The carriage came to a standstill and, as if knowing she was at her new home, Grace awoke and immediately began struggling to sit up. Anxious to be out of the carriage, I leaned forward to open the door. Sarah, however, motioned to me to sit back.

‘Let Mr Carter do it,' she said. ‘It's what he's used to.'

And so we waited while Mr Carter climbed down from his high seat and tied up the reins of the horses, then came to open the carriage door for us and lower the steps. Sarah got out first and I handed Grace to her, then I climbed out myself and gazed about me. The house in all its beauty stood before us, backed by
more trees and a great park and, far off, what looked like a lake. Lady Jane's husband, I thought, must be monstrous rich.

‘What shall we do now?' I whispered to Sarah, taking Grace back from her. ‘Go and knock at the door?'

‘I don't know,' Sarah answered, looking troubled.

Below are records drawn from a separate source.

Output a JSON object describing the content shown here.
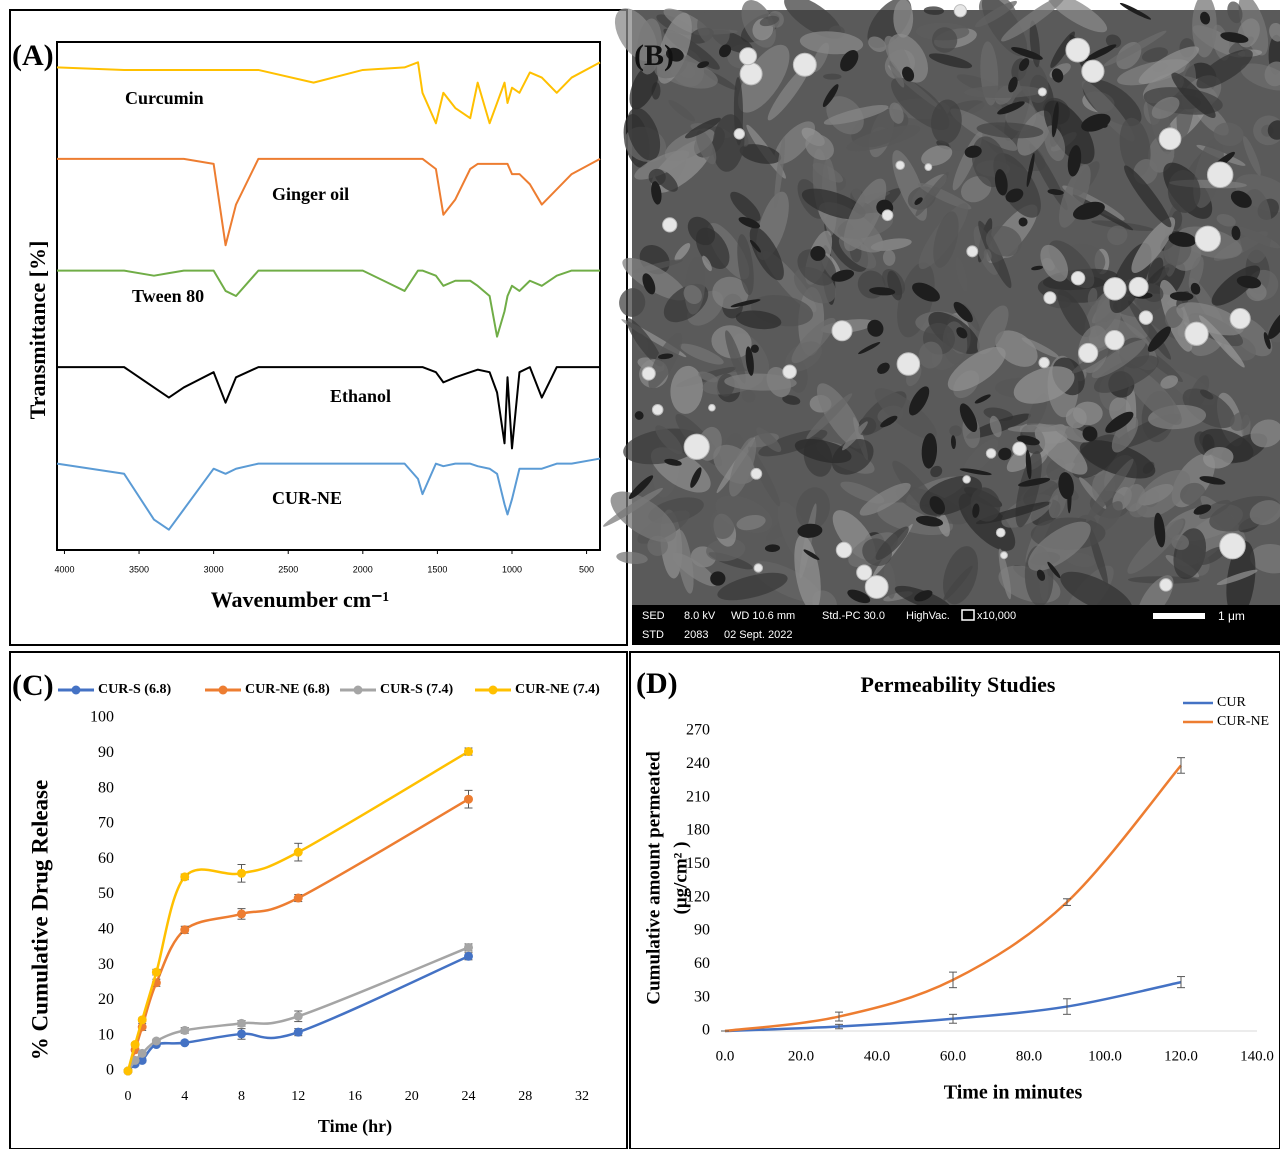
{
  "chart_data": [
    {
      "type": "line",
      "panel_label": "(A)",
      "x_label": "Wavenumber cm⁻¹",
      "y_label": "Transmittance [%]",
      "xlim": [
        4050,
        410
      ],
      "ylim": [
        0,
        100
      ],
      "xticks": [
        4000,
        3500,
        3000,
        2500,
        2000,
        1500,
        1000,
        500
      ],
      "x": [
        4050,
        3600,
        3400,
        3300,
        3200,
        3000,
        2920,
        2850,
        2700,
        2330,
        2000,
        1720,
        1630,
        1600,
        1510,
        1460,
        1380,
        1280,
        1230,
        1150,
        1100,
        1050,
        1030,
        1000,
        950,
        880,
        800,
        700,
        600,
        410
      ],
      "series": [
        {
          "name": "Curcumin",
          "color": "#ffc000",
          "values": [
            95,
            94.5,
            94.5,
            94.5,
            94.5,
            94.5,
            94.5,
            94.5,
            94.5,
            92,
            94.5,
            95,
            96,
            90,
            84,
            90,
            87,
            85,
            92,
            84,
            88,
            92,
            88,
            91,
            90,
            94,
            93,
            90,
            93,
            96
          ]
        },
        {
          "name": "Ginger oil",
          "color": "#ed7d31",
          "values": [
            77,
            77,
            77,
            77,
            77,
            76,
            60,
            68,
            77,
            77,
            77,
            77,
            77,
            77,
            75,
            66,
            69,
            75,
            76,
            76,
            76,
            76,
            76,
            74,
            74,
            72,
            68,
            71,
            74,
            77
          ]
        },
        {
          "name": "Tween 80",
          "color": "#70ad47",
          "values": [
            55,
            55,
            54,
            54.5,
            55,
            55,
            51,
            50,
            55,
            55,
            55,
            51,
            55,
            55,
            54,
            52,
            53,
            53,
            52,
            50,
            42,
            47,
            50,
            52,
            51,
            53,
            52,
            54,
            55,
            55
          ]
        },
        {
          "name": "Ethanol",
          "color": "#000000",
          "values": [
            36,
            36,
            32,
            30,
            32,
            35,
            29,
            34,
            36,
            36,
            36,
            36,
            36,
            36,
            35,
            33,
            34,
            35,
            35.5,
            35,
            31,
            21,
            34,
            20,
            35,
            36,
            30,
            36,
            36,
            36
          ]
        },
        {
          "name": "CUR-NE",
          "color": "#5b9bd5",
          "values": [
            17,
            15,
            6,
            4,
            8,
            16,
            15,
            16,
            17,
            17,
            17,
            17,
            14,
            11,
            17,
            16.5,
            17,
            17,
            16.5,
            16,
            15,
            9,
            7,
            10,
            16,
            16,
            16,
            17,
            17,
            18
          ]
        }
      ]
    },
    {
      "type": "image",
      "panel_label": "(B)",
      "info": [
        [
          "SED",
          "8.0 kV",
          "WD 10.6 mm",
          "Std.-PC 30.0",
          "HighVac.",
          "x10,000"
        ],
        [
          "STD",
          "2083",
          "02 Sept. 2022"
        ]
      ],
      "scale_bar": "1 μm"
    },
    {
      "type": "line",
      "panel_label": "(C)",
      "x_label": "Time (hr)",
      "y_label": "% Cumulative Drug Release",
      "legend": "top",
      "markers": true,
      "xlim": [
        0,
        32
      ],
      "ylim": [
        0,
        100
      ],
      "xticks": [
        0,
        4,
        8,
        12,
        16,
        20,
        24,
        28,
        32
      ],
      "yticks": [
        0,
        10,
        20,
        30,
        40,
        50,
        60,
        70,
        80,
        90,
        100
      ],
      "x": [
        0,
        0.5,
        1,
        2,
        4,
        8,
        12,
        24
      ],
      "series": [
        {
          "name": "CUR-S (6.8)",
          "color": "#4472c4",
          "values": [
            0,
            2,
            3,
            7.5,
            8,
            10.5,
            11,
            32.5
          ],
          "errors": [
            0.5,
            0.5,
            0.5,
            0.5,
            0.5,
            1.5,
            1,
            1
          ]
        },
        {
          "name": "CUR-NE (6.8)",
          "color": "#ed7d31",
          "values": [
            0,
            6,
            12.5,
            25,
            40,
            44.5,
            49,
            77
          ],
          "errors": [
            0.5,
            0.5,
            1,
            1,
            1,
            1.5,
            1,
            2.5
          ]
        },
        {
          "name": "CUR-S (7.4)",
          "color": "#a5a5a5",
          "values": [
            0,
            3,
            5,
            8.5,
            11.5,
            13.5,
            15.5,
            35
          ],
          "errors": [
            0.5,
            0.5,
            0.5,
            0.5,
            0.8,
            0.8,
            1.5,
            1
          ]
        },
        {
          "name": "CUR-NE (7.4)",
          "color": "#ffc000",
          "values": [
            0,
            7.5,
            14.5,
            28,
            55,
            56,
            62,
            90.5
          ],
          "errors": [
            0.5,
            0.5,
            0.5,
            0.8,
            0.8,
            2.5,
            2.5,
            1
          ]
        }
      ]
    },
    {
      "type": "line",
      "panel_label": "(D)",
      "title": "Permeability Studies",
      "x_label": "Time in minutes",
      "y_label": [
        "Cumulative amount permeated",
        "(μg/cm² )"
      ],
      "legend": "upper right",
      "xlim": [
        0,
        140
      ],
      "ylim": [
        0,
        270
      ],
      "xticks": [
        {
          "value": 0,
          "label": "0.0"
        },
        {
          "value": 20,
          "label": "20.0"
        },
        {
          "value": 40,
          "label": "40.0"
        },
        {
          "value": 60,
          "label": "60.0"
        },
        {
          "value": 80,
          "label": "80.0"
        },
        {
          "value": 100,
          "label": "100.0"
        },
        {
          "value": 120,
          "label": "120.0"
        },
        {
          "value": 140,
          "label": "140.0"
        }
      ],
      "yticks": [
        0,
        30,
        60,
        90,
        120,
        150,
        180,
        210,
        240,
        270
      ],
      "x": [
        0,
        30,
        60,
        90,
        120
      ],
      "series": [
        {
          "name": "CUR",
          "color": "#4472c4",
          "values": [
            0,
            4,
            11,
            22,
            44
          ],
          "errors": [
            0,
            2,
            4,
            7,
            5
          ]
        },
        {
          "name": "CUR-NE",
          "color": "#ed7d31",
          "values": [
            0,
            13,
            46,
            116,
            239
          ],
          "errors": [
            0,
            4,
            7,
            3,
            7
          ]
        }
      ]
    }
  ]
}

We thanked Mr Carter for his great care in bringing us here, and he bade us farewell and began to lead the horses and carriage across the drive and towards the back of the house. A moment later the great doors opened and a woman dressed in black ran down the steps of the house.

‘Mrs Beauchurch!' she called, with something like joy in her voice, and then she reached us and stopped. ‘Oh, you are not …'

‘No. No, indeed,' Sarah said, while I stood awkwardly, not knowing if I should curtsey to this woman, or indeed if she should curtsey to me. Was this a maid – or was it Lady Jane? Indeed, I thought it was not Lady Jane, for this woman was dressed quite modestly in a black moiré of half-mourning, with just one row of pearls around the high, ruffled neckline.